Surprise! VMware will join OpenStack

OpenStackLogoBy Barb Darrow

Never say never. VMware is about to join the OpenStack Foundation, a group initially backed by other industry giants as a counterweight to VMware’s server virtualization dominance. Intel and NEC are also on deck to join as Gold OSF members.

Just in time for VMworld, VMware is about to join the OpenStack Foundation as a Gold member, along with Intel and NEC, according to a post on the OpenStack Foundation Wiki.  The applications for membership are on the agenda of the August 28 OpenStack Foundation meeting.

A year ago, a VMware-OpenStack hookup would have been seen as unlikely.
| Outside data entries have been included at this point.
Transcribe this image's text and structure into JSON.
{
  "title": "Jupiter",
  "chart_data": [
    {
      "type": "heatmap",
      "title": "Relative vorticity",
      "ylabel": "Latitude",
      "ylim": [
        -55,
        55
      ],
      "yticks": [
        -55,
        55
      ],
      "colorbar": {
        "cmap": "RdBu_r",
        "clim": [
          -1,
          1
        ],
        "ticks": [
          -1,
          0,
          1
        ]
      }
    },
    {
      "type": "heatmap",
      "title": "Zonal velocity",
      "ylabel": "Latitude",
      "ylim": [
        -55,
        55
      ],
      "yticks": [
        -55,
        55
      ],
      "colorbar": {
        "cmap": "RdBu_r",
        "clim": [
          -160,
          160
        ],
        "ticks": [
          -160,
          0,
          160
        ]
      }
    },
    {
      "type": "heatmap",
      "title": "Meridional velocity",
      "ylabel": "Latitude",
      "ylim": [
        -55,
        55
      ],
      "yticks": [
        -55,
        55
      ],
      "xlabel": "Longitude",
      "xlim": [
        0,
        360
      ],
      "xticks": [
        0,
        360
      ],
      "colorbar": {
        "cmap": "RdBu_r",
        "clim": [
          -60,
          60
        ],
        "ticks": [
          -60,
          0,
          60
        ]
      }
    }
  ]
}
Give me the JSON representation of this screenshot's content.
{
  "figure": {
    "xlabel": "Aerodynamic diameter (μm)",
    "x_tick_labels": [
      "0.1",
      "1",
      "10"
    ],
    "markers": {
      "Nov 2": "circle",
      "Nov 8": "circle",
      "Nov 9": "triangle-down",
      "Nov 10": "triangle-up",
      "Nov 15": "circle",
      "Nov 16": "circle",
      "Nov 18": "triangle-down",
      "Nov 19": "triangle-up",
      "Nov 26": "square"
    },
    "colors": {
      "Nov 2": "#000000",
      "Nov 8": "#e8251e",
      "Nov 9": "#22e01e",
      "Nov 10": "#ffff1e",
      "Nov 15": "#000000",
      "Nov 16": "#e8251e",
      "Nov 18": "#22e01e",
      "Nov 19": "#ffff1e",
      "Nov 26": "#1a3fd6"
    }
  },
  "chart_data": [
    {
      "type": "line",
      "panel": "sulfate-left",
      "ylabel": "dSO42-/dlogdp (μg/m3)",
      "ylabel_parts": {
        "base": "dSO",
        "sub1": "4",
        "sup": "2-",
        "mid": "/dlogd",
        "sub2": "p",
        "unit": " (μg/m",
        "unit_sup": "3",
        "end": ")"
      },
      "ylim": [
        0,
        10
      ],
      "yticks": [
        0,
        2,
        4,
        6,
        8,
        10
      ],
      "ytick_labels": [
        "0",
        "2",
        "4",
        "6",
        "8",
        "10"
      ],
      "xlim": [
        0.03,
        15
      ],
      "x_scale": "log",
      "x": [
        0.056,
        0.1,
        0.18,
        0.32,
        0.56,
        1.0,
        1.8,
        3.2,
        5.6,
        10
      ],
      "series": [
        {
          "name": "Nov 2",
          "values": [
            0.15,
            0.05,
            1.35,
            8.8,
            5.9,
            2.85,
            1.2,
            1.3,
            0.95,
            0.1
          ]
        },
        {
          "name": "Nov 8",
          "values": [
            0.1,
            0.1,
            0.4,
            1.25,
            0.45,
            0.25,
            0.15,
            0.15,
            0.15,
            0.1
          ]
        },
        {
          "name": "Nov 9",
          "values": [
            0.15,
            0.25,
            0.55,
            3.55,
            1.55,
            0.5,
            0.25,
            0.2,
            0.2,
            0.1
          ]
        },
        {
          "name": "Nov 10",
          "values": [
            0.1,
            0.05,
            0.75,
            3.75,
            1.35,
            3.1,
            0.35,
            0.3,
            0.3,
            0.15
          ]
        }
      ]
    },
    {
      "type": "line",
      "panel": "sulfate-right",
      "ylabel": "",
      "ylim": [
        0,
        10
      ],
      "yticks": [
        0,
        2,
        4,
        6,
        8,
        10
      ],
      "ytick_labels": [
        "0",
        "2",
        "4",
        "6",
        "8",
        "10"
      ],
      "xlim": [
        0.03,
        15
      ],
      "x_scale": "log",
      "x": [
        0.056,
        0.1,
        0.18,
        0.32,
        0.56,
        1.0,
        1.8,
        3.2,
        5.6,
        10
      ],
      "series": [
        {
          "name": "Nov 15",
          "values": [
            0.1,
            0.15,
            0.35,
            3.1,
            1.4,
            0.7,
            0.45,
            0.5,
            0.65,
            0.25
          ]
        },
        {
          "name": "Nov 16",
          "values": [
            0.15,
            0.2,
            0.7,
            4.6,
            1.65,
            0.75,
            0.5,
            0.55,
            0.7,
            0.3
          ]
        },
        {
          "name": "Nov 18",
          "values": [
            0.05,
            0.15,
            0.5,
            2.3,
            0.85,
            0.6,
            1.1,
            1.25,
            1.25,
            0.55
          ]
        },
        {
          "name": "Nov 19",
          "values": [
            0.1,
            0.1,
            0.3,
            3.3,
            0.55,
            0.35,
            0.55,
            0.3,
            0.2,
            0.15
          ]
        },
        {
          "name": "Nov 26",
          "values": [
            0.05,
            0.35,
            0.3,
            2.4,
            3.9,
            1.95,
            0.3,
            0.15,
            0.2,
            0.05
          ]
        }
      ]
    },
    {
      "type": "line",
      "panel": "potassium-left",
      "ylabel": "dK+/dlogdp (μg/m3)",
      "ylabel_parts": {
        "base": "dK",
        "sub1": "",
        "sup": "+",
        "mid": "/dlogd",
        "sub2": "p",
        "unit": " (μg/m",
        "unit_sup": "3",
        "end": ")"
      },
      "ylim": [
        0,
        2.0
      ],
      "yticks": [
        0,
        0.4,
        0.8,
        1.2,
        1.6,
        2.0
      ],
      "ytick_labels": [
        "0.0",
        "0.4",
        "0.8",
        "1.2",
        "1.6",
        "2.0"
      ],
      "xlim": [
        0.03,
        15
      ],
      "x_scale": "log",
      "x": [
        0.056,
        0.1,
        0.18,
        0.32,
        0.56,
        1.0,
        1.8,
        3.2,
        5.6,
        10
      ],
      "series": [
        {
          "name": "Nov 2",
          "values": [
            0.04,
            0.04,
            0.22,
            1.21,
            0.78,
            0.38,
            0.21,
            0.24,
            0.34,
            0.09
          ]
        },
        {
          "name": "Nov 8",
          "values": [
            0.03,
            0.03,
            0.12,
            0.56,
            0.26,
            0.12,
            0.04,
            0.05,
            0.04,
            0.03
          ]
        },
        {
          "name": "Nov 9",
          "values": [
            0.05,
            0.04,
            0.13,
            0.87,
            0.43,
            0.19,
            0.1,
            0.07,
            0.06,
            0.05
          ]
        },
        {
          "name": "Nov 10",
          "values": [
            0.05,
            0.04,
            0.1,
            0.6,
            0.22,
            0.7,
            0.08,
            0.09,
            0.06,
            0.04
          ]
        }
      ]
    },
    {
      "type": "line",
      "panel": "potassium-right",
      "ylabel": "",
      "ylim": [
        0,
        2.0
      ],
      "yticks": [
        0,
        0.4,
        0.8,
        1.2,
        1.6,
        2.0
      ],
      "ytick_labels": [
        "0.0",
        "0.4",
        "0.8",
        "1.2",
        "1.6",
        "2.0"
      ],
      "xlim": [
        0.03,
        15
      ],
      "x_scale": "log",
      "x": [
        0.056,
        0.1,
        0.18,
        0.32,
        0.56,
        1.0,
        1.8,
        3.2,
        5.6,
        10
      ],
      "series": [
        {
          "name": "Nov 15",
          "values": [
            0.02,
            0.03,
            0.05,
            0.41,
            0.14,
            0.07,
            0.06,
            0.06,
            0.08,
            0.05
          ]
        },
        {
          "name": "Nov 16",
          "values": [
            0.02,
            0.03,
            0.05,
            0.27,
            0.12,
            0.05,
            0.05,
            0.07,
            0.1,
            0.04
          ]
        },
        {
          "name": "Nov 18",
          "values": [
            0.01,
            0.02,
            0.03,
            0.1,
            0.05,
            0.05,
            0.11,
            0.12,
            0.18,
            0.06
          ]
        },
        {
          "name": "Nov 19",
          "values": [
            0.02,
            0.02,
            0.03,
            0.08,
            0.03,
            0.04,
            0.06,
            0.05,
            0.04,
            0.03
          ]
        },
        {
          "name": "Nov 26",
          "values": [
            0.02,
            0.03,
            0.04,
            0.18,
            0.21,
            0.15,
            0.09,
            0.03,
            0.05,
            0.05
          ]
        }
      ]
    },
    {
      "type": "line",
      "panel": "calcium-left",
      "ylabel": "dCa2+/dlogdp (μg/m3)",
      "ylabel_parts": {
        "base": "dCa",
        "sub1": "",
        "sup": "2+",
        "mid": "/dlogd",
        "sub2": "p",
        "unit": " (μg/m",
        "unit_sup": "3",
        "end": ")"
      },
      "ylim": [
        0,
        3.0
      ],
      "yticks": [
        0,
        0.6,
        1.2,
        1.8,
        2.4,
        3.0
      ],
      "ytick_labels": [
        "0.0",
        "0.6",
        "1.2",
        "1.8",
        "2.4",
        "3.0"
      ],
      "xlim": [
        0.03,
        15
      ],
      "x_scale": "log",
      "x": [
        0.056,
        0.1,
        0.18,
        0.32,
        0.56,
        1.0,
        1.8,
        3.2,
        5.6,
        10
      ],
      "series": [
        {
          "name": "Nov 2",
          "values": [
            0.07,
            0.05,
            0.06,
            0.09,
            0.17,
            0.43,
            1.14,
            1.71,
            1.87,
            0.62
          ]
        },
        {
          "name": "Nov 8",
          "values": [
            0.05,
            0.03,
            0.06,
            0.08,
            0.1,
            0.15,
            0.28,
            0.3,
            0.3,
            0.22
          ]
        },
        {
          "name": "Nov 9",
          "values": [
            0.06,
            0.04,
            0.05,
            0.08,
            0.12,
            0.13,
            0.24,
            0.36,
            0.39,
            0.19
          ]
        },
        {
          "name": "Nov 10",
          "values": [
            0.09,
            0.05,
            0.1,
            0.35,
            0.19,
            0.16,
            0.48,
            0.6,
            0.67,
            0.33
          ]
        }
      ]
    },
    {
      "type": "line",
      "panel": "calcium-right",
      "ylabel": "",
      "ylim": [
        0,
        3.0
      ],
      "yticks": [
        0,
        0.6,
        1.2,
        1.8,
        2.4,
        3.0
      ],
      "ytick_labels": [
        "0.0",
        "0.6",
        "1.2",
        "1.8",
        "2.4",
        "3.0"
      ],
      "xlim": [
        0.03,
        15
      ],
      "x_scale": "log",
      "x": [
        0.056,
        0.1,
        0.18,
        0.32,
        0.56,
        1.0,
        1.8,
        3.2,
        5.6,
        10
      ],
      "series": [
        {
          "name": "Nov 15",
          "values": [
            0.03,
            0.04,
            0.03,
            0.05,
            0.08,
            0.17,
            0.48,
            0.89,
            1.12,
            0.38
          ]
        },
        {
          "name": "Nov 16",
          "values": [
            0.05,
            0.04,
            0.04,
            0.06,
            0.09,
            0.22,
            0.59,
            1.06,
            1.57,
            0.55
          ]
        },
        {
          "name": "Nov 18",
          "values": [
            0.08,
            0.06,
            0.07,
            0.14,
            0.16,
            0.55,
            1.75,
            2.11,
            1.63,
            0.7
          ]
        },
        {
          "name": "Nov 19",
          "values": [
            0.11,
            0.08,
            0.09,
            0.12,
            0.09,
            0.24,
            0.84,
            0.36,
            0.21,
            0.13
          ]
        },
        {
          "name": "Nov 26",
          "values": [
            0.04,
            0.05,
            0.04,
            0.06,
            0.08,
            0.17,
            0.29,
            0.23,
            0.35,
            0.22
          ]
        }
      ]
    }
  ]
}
When Rackspace and NASA launched the OpenStack Project more than two years ago, it was seen as a competitive response to VMware’s server virtualization dominance inside company data centers and to Amazon’s heft in public cloud computing.  Many tech companies including but not limited to Rackspace, IBM, Hewlett-Packard, Citrix, Red Hat and Microsoft saw VMware as a threat and were bound and determined to keep the company from extending its virtualization lock into the cloud.
Steve Herrod, CTO and SVP of R&D, VMware Structure 2012
Steve Herrod, CTO and SVP of R&D, VMware
(c)2012 Pinar Ozger pinar@pinarozger.com
But, things change. VMware’s surprise acquisition of Nicira and DynamicOps last month, showed there might be a thaw in the air.  For one thing, Nicira is an OpenStack player. By bringing Nicira and DynamicOps into the fold, VMware appeared to be much more willing to work with non-VMware-centric infrastructure, as GigaOM’s Derrick Harris reported at the time.
This is a symbolic coup for OpenStack and its biggest boost since IBM and Red Hat officially joined as Platinum members in April.  And it’s especially important since Citrix, a virtualization rival to VMware undercut it’s own OpenStack participation last April by pushing CloudStack as an alternative open source cloud stack.
OpenStack Gold members, which include Cloudscaling, Dell, MorphLabs, Cisco Systems, and NetApp, pay a fee pegged at 0.25 percent of their revenue — at least $50,000 but capped at $200,000 according to the foundation wiki.  (VMware’s fee will be $66,666, according to the application, submitted by VMware CTO Steve Herrod, which is linked on the wiki post.) Platinum members —  AT&T, Canonical, HP, Rackspace, IBM, Nebula, Red Hat, and SUSE – pay $500,000 per year with a 3-year minimum commitment.